In the opening scene of the novel, Amir mentions that his life changed on a cold winter day in 1975. He then says that twenty-six years later, Rahim Khan gave him a call from Pakistan with a chance to atone for his past sins. Amir then walks down to the Golden Gate Park and imagines Hassan's voice whispering, "For you, a thousand times over." That night, Amir thinks about that cold day in 1975 that made him who he was today.
This scene is significant because it foreshadows the main events in the novel. Although Amir does not reveal what happened on the cold day in 1975, the reader understands something took place that dramatically affected Amir's life. The reader also gains insight into Amir's quest for redemption by returning to Pakistan after speaking with Rahim Khan. Throughout the novel, we learn that Amir does not intervene when he sees his best friend getting raped. Amir's actions haunt him for the rest of his life until Rahim Khan presents him with a chance to atone for his sins. Amir's main quest throughout the story is his search for atonement.
The central character, Amir, gets right to the heart of the matter in the opening scene in "The Kite Runner". He describes his memory of "crouching behind a crumbling mud wall, peeking into the alley near the frozen creek". The scene he is remembering is where the defining moment of his life took place. It was in that alley that his loyal childhood friend Hassan was viciously raped while trying to retrieve a kite for Amir's benefit. Amir, a witness to the atrocity, kept himself hidden, and allowed his friend to be victimized without coming to his aid. That moment "changed everything" in Amir's life, and "made (him) what (he) (is) today" - a man who sees himself as being without courage or integrity, a man without honor who would heartlessly betray a friend.

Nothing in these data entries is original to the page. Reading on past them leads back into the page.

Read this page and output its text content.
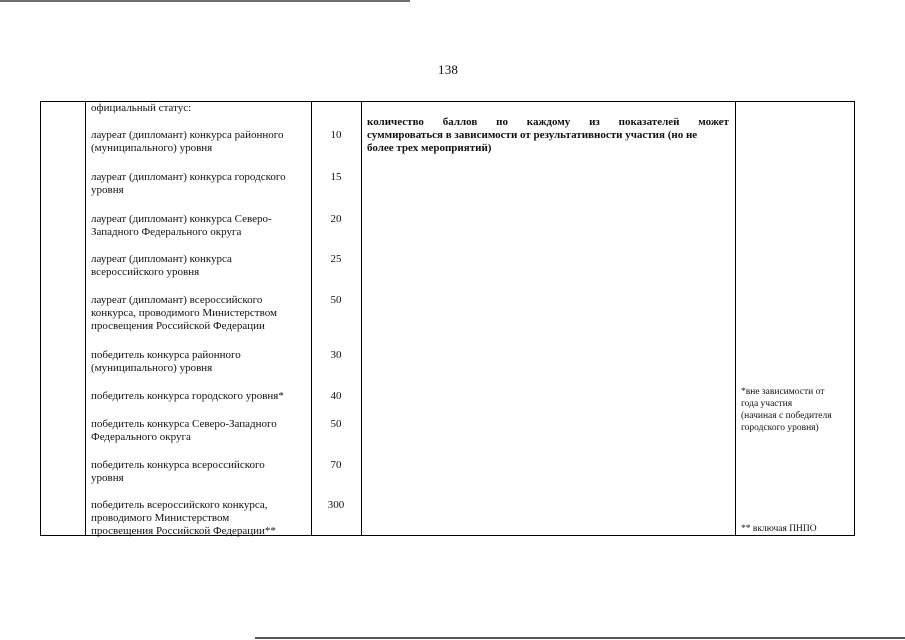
138
официальный статус:
лауреат (дипломант) конкурса районного
(муниципального) уровня
10
лауреат (дипломант) конкурса городского
уровня
15
лауреат (дипломант) конкурса Северо-
Западного Федерального округа
20
лауреат (дипломант) конкурса
всероссийского уровня
25
лауреат (дипломант) всероссийского
конкурса, проводимого Министерством
просвещения Российской Федерации
50
победитель конкурса районного
(муниципального) уровня
30
победитель конкурса городского уровня*	40
победитель конкурса Северо-Западного
Федерального округа
50
победитель конкурса всероссийского
уровня
70
победитель всероссийского конкурса,
проводимого Министерством
просвещения Российской Федерации**
300
количество баллов по каждому из показателей может
суммироваться в зависимости от результативности участия (но не
более трех мероприятий)
*вне зависимости от
года участия
(начиная с победителя
городского уровня)
** включая ПНПО
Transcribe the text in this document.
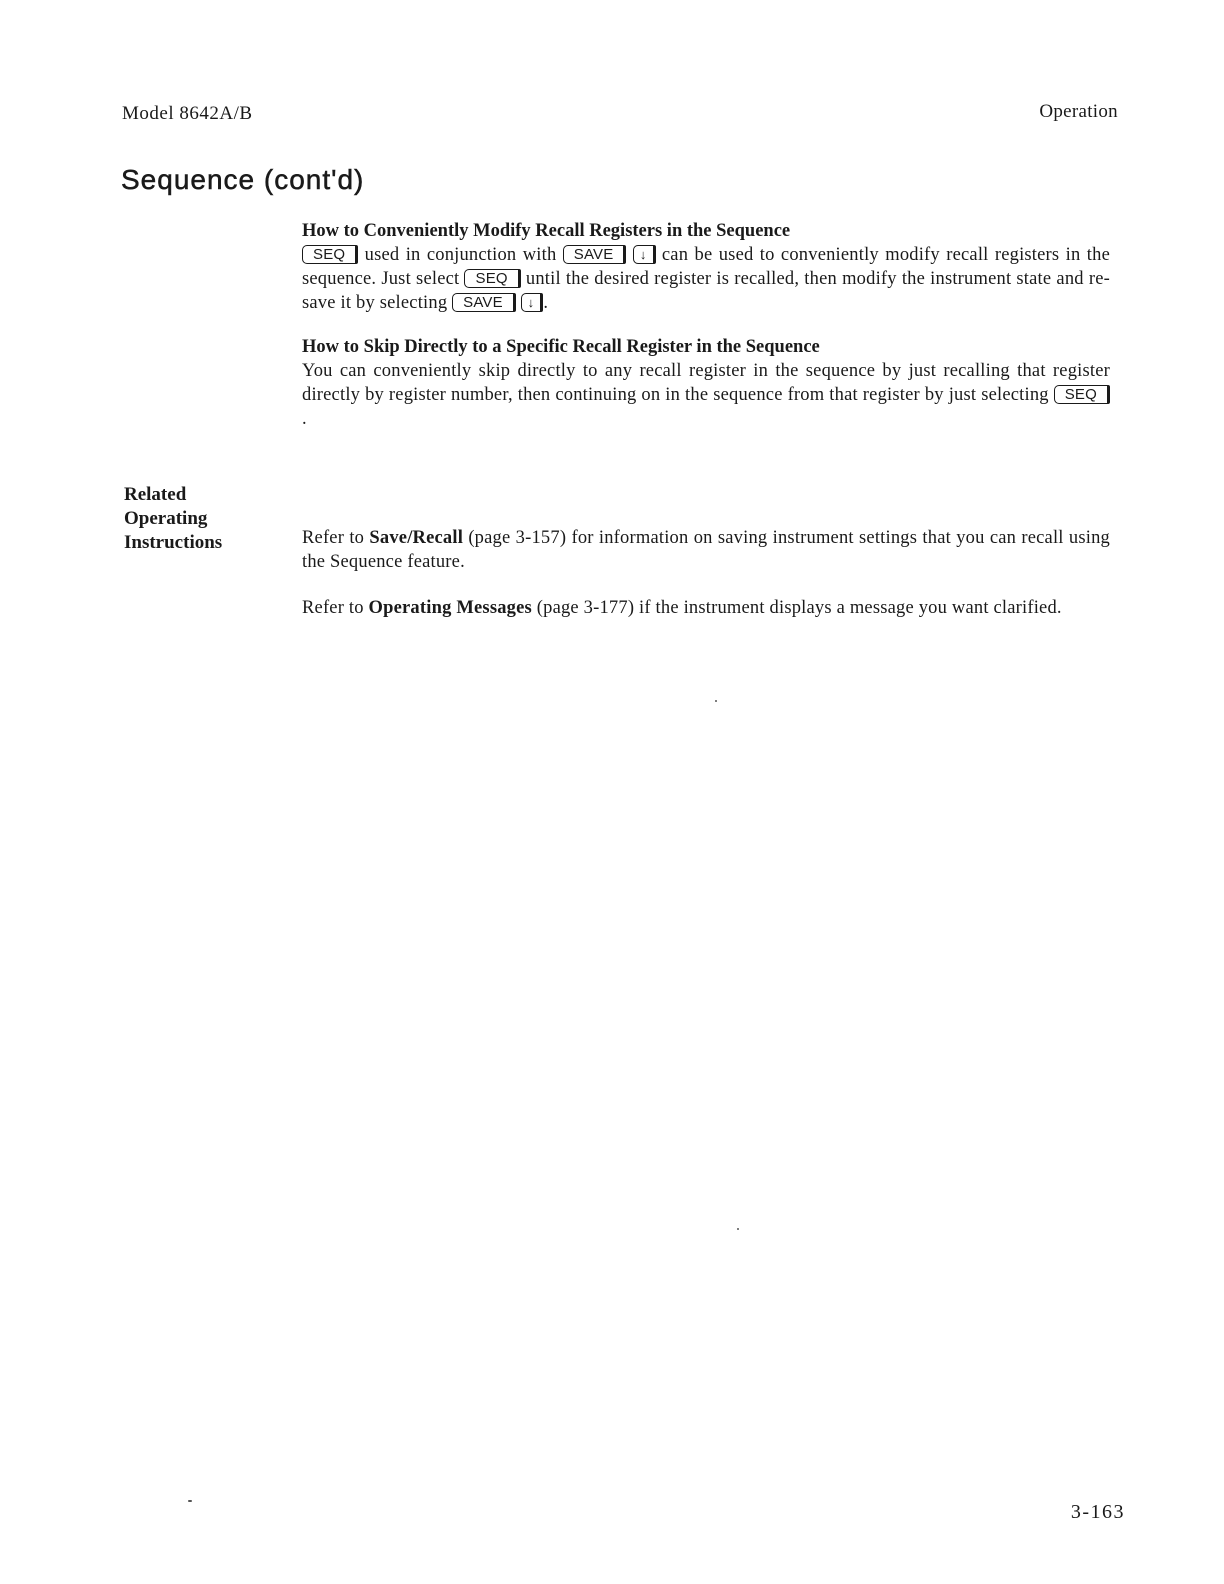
Model 8642A/B	Operation
Sequence (cont'd)
How to Conveniently Modify Recall Registers in the Sequence
SEQ used in conjunction with SAVE ↓ can be used to conveniently modify recall registers in the sequence. Just select SEQ until the desired register is recalled, then modify the instrument state and re-save it by selecting SAVE ↓ .
How to Skip Directly to a Specific Recall Register in the Sequence
You can conveniently skip directly to any recall register in the sequence by just recalling that register directly by register number, then continuing on in the sequence from that register by just selecting SEQ.
Related
Operating
Instructions	Refer to Save/Recall (page 3-157) for information on saving instrument settings that you can recall using the Sequence feature.
Refer to Operating Messages (page 3-177) if the instrument displays a message you want clarified.
3-163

Everything that happens in the narrative is connected to the opening scene described. Amir cannot forget what he did there, and because his sin is hidden, his whole life after that incident is a lie. The phone call he receives from Rahim Khan offers Amir a chance to atone for his transgression, and sets the stage for the central theme of the book. Amir is offered an opportunity for redemption; "a way to be good again" (Chapter 1).